100. Yılında Cumhuriyet Paneli
OMÜ Atatürk İlkeleri ve İnkılap Tarihi Araştırma ve Uygulama Merkezi tarafından düzenlenen “100. Yılında Cumhuriyet” adlı panel Eğitim Fakültesi’nde gerçekleşti. Program ilk olarak Gazi Mustafa Kemal ATATÜRK, dava arkadaşları ve aziz şehitlerimiz için bir dakikalık saygı duruşunun ardından Sınıf Eğitimi Anabilim Dalı’nda görevli Öğr. Görevlisi Ömer Kanca yönetiminde İstiklal Marşı okundu.
Panel Araştırma Merkezi Müdürü Prof. Dr. Kaya Tuncer Çağlayan’ın açış konuşmasıyla başladı. Prof. Dr. Serpil Sürmeli konuşmasında, Cumhuriyet’e giden sürecin ana aşamalarını hatırlatarak Cumhuriyet fikrinin Atatürk’te çok önceden var olduğunu vurguladı. Erzurum Kongresinden itibaren bu fikrini en yakınındaki arkadaşlarıyla paylaşan Mustafa Kemal Paşa’nın Avrupa gazetelerinin temsilcilerine de Cumhuriyet rejiminin ilan edileceği bilgisini ilan edilmeden önce verdiğini, özellikle Avusturya gazetesi Neue Freie Presse gazetesine verdiği mülakatı örnek gösterdi.

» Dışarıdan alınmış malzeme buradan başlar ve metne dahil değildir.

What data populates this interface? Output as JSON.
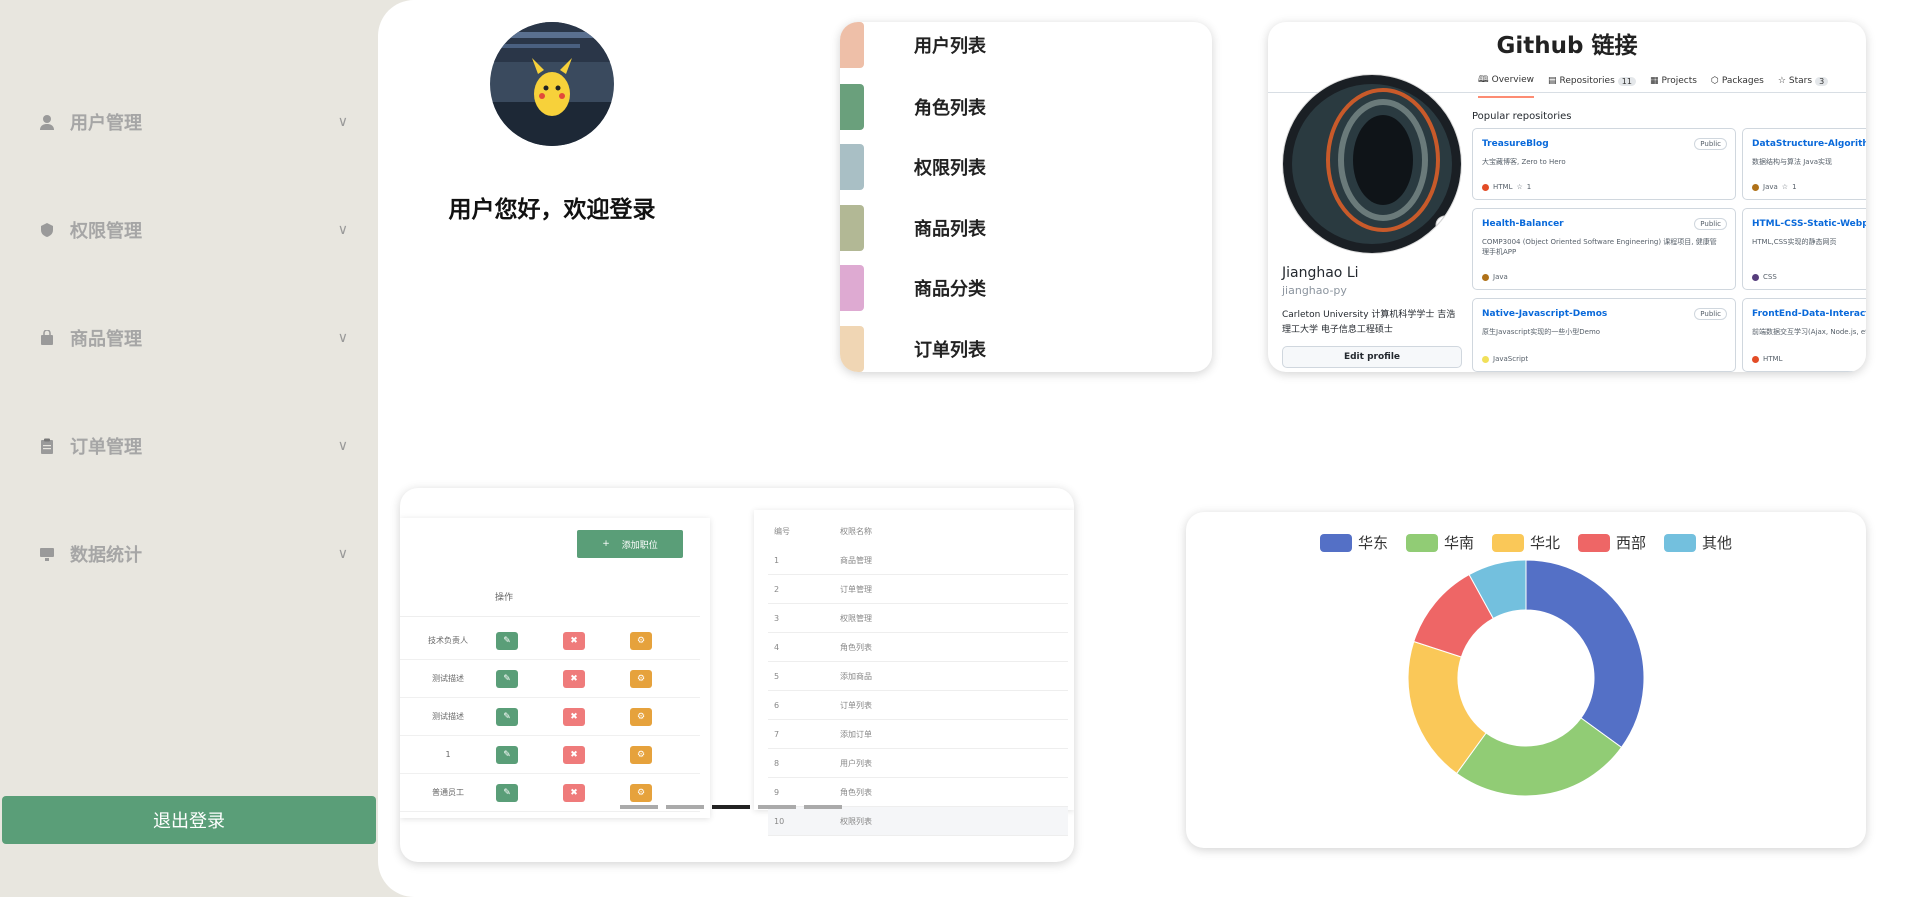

Prof. Dr. Nedim İpek Osmanlı’dan Cumhuriyete Halkın Yönetime Katılımı başlıklı konuşmasında aşağıdaki konulara vurgu yaptı:
Devlet bir toprak parçası (vatan) üzerinde yaşayan toplumun (millet) oluşturduğu siyasi teşkilattır. Anadolu Türklüğü en az bin yaşındadır. 1071- 1243 Selçuklu, 1244- 1298 Beylikler, 1299- 1920 Osmanlı, 1923 sonrası Cumhuriyet dönemidir. 1071’den 1800’e kadar halk idareye itaat eden ve yükümlülüklerini yerine getirmekle görevliydi. Bu süreçte gerekli eğitimlerden geçen erkekler kamu görevlisi ve idareci olmaktaydı. 1800’lerden itibaren sivil halk muhtar, ihtiyar heyeti, yerel mülki idare meclisi, belediye meclislerine üye olarak girip yönetimde yer aldılar. Türkiye 1876’da mutlak monarşiden meşruti monarşiye geçti. Bu süreçte vergi mükellefleri halk seçme ve seçilme hakkını elde etti ve Mebuslar Meclisi vasıtasıyla halkı mecliste temsil etti. Cumhuriyet döneminde halka kadın erkek ayrımı yapılmaksızın seçme ve seçilme hakkı tanındı. Dilekçe hakkı anayasa ile kuvvetlendirildi. 1923 sonrası anayasal ve hukuk devleti olması için yasal düzenlemeler yapıldı. Bu sistemin işlemesi biz vatandaşlara düşmektedir. Dilekçe yöntemiyle haklarımıza sahip çıktığımız sürece Türkiye Cumhuriyeti hukuk devleti olma özelliğini koruyacaktır.
Son konuşmayı yapan Merkez Müdürü Prof. Dr. Kaya Tuncer Çağlayan, çağımızın artık hükümdar iradesine dayalı hanedanlar çağı olmadığını, milli egemenliğe dayalı cumhuriyetler çağı olduğunu vurguladı. Esas olanın hanedanın yaşaması değil milletin yaşaması olduğuna dikkat çeken Prof. Dr. Çağlayan Osmanlı Hanedanının geçmiş çağlarda Türk Milletine ve İslam Dinine çok hizmetleri olduğunu ama bunun artık tarihe mal olduğunu belirtti. Prof. Dr. Çağlayan Cumhuriyet’in Türk Milleti için milli kimliğini bulduğu, Türk kültürünün gelişme fırsatı yakaladığını ve en önemlisi Ortadoğu coğrafyasında varlığı görülmeyen demokrasinin Türk Milleti tarafından içselleştirildiğini beyan etti. Kadın-erkek eşitliği ve insan hakları konusunda alınan mesafenin Avrupa standartlarının üzerinde bir Cumhuriyet kuran Gazi Mustafa Kemal Atatürk’e çok borçlu olduğumuzu ifade eden Prof. Dr. Çağlayan önümüzdeki Türkiye Yüzyılı iddiamızı gerçekleştirmek için çok çalışmamız gerektiğini vurguladı. Program Eğitim Fakültesi Dekanı Prof. Dr. Hamza ÇALIŞICI’nın teşekkür konuşması ve 10. Yıl Marşının coşkulu bir şekilde söylenmesi ile son buldu.